Law Firm Turns Opioid Case Fees Into Securities for Investors, Shifting Legal Landscape

In a bold move that blurs the lines between legal practice and financial innovation, a New York-based law firm is transforming its future legal fees from opioid litigation into securities for investment. Napoli Shkolnik PLLC, a prominent player in mass tort litigation, has packaged its anticipated earnings from approximately $1.3 billion in settlements with opioid manufacturers and pharmacies—including giants like McKesson, Janssen, CVS, and Walgreens—into a new financial product. These settlements, detailed in a Securities and Exchange Commission filing, mark the company’s strategy to monetize anticipated profits upfront.

This approach reflects a growing trend where law firms and investors intersect, particularly through securitization—a financing tool traditionally reserved for assets like auto loans or credit card debt. By securitizing the payouts from legal settlements, firms such as Napoli Shkolnik can access immediate funds, thereby spreading financial risks and bolstering cash flow while awaiting the staggered settlement payments.

Observers like Samir Parikh, a law professor at Wake Forest University who specializes in mass torts financing, note the increasing sophistication and systematization within the sector. “This trend is a double-edged sword,” Parikh remarks. “While it provides law firms the capital needed to take on big defendants, it also escalates the stakes of mass tort litigation, possibly intensifying legal battles.”

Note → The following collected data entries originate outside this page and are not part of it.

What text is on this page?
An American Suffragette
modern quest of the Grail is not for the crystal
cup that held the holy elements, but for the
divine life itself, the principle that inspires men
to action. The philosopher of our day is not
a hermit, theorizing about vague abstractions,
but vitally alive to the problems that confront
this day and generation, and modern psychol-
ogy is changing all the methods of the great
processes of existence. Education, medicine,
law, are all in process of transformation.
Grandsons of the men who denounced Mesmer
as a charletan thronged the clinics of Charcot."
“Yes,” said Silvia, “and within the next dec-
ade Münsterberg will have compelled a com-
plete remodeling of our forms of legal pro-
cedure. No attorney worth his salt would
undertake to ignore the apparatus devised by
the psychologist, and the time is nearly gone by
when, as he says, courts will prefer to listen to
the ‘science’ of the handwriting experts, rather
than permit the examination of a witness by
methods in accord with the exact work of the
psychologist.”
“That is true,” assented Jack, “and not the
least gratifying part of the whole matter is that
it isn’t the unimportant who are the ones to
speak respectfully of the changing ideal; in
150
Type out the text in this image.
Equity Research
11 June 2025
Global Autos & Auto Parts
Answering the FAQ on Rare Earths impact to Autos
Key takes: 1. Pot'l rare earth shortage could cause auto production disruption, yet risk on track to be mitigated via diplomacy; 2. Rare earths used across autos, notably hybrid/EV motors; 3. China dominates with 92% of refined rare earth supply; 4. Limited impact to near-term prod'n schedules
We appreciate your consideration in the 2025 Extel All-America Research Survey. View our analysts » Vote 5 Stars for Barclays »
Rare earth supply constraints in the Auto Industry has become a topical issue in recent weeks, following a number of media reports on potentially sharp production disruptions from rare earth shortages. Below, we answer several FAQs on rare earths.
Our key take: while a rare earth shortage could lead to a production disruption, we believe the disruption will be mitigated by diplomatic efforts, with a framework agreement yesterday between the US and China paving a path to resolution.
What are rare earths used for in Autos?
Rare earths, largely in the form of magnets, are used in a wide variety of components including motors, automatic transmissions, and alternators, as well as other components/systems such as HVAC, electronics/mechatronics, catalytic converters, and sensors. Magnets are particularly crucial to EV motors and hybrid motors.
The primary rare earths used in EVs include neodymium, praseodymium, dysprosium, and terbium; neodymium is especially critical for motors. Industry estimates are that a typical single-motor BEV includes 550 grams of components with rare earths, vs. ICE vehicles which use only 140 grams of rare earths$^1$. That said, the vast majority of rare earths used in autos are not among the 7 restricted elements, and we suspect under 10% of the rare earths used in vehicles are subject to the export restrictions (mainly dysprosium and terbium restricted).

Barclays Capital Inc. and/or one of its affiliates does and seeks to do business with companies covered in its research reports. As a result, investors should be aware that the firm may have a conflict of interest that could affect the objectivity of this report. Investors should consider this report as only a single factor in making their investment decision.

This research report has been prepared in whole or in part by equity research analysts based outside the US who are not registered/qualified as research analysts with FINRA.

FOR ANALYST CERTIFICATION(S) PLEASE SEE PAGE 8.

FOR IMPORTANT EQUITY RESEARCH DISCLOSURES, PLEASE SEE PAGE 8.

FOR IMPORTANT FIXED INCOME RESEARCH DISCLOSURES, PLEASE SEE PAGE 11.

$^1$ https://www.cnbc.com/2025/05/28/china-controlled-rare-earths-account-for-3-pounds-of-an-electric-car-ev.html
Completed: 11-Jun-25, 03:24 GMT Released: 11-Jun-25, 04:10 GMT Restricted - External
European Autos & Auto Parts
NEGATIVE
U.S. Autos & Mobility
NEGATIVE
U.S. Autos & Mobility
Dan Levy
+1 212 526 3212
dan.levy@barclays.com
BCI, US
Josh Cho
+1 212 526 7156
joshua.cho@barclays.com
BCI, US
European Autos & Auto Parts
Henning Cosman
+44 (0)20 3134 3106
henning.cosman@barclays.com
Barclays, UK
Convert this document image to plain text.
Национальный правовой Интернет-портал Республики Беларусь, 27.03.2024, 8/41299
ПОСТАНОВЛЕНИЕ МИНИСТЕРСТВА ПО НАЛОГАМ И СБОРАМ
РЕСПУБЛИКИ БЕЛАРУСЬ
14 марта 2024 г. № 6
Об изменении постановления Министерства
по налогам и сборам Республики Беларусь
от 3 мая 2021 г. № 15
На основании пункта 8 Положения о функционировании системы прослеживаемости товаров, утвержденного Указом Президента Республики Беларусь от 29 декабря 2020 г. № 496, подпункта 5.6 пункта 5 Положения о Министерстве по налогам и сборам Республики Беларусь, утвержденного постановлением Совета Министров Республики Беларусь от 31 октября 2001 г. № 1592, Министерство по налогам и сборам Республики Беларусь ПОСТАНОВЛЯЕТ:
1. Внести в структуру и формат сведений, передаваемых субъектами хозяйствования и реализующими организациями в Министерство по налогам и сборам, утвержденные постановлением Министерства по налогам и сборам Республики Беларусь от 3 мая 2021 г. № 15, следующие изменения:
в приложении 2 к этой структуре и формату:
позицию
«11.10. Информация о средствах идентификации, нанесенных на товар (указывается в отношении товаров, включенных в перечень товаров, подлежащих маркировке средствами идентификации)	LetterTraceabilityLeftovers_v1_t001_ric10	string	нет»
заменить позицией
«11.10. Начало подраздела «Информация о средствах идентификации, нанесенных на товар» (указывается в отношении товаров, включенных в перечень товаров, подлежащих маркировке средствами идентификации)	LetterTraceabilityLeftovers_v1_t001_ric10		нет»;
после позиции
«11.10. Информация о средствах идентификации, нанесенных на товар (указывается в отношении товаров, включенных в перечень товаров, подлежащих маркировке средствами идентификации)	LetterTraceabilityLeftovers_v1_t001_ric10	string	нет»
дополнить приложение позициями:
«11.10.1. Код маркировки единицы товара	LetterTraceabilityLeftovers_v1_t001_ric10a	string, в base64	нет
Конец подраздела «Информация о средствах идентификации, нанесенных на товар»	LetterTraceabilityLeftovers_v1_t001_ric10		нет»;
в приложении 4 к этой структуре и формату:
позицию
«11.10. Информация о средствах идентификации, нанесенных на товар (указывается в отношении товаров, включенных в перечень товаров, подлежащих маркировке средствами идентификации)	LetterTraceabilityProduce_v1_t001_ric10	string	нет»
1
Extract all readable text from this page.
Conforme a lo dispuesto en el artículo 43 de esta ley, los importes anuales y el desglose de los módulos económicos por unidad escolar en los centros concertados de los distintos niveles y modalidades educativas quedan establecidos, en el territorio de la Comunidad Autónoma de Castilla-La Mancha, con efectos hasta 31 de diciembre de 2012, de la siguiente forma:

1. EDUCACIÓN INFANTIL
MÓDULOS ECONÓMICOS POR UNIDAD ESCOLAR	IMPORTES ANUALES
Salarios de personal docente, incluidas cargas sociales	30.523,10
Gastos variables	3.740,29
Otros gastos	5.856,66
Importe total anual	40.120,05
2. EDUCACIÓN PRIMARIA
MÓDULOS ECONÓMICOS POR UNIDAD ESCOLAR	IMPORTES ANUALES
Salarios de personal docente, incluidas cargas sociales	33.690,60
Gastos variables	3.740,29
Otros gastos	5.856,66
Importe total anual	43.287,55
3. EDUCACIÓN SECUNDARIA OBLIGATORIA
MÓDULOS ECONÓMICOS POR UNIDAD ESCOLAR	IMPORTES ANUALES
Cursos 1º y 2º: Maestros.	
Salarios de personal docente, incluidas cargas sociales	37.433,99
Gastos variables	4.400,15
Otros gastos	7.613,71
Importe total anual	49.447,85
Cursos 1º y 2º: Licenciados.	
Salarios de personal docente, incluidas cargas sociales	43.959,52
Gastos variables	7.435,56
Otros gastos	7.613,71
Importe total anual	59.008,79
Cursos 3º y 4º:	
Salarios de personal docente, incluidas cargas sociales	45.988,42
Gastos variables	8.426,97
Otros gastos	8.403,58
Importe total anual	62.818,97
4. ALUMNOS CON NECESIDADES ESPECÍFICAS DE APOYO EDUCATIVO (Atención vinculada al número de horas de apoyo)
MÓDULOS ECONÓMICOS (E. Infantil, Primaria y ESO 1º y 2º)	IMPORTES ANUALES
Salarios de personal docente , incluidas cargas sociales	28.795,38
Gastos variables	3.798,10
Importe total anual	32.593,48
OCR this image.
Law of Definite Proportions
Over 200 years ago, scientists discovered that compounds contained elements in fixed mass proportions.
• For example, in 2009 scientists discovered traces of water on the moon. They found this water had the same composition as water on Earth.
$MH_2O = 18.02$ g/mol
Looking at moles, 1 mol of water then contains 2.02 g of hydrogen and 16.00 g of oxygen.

Historically, the concept isn’t new. Various states and counties leveraged similar financial mechanisms in the late 1990s, securitizing parts of their massive tobacco lawsuit settlements. Those cases provided precedents but remained shrouded in privacy, unlike the transparency seen in Napoli Shkolnik’s recent SEC filings.

In detailing the financial underpinnings of such deals, the law firm revealed its plan to capitalize on its role in negotiating hefty settlements linked to the opioid crisis. These include a combined $6 billion settlement with pharmaceutical companies such as TEVA and AbbVie, aimed at compensating state and local governments for the widespread public health fallout.

Despite the firm’s reticence to publicly discuss its financial strategies, the SEC document sheds light on the substantial payouts expected. Over several years, Napoli Shkolnik could amass over $126 million in legal fees alone, based on receiving a 15% cut of the annual payments from just one of these agreements.

Backing such ventures, entities like Fortress Investment Group and C Cubed Capital Partners play crucial roles. Fortress has supported Napoli Shkolnik since 2018, funding a range of cases pertaining to medical-related injuries or deaths, while C Cubed is actively managing the securitization process.

Critics and proponents of litigation financing continue to debate its impacts. Detractors condemn the practice as fueling frivolous lawsuits, whereas advocates argue it levels the playing field against financially robust corporations, particularly in litigation as consequential as opioid accountability.

Ted Farrell, founder of Litigation Funding Advisers, defends this approach as essential for justice. “The devastation wrought by opioid manufacturers is undeniable,” he states. “Financing like this empowers plaintiff firms to hold large corporations accountable.”

This financing model, both remarkable in its scope and typical of corporate finance strategies, represents a novel pathway for law firms navigating the costly landscapes of high-stakes litigation. As legal practices evolve, the intersection of law and finance grows ever more complex, reshaping how justice is pursued and how legal battles are funded.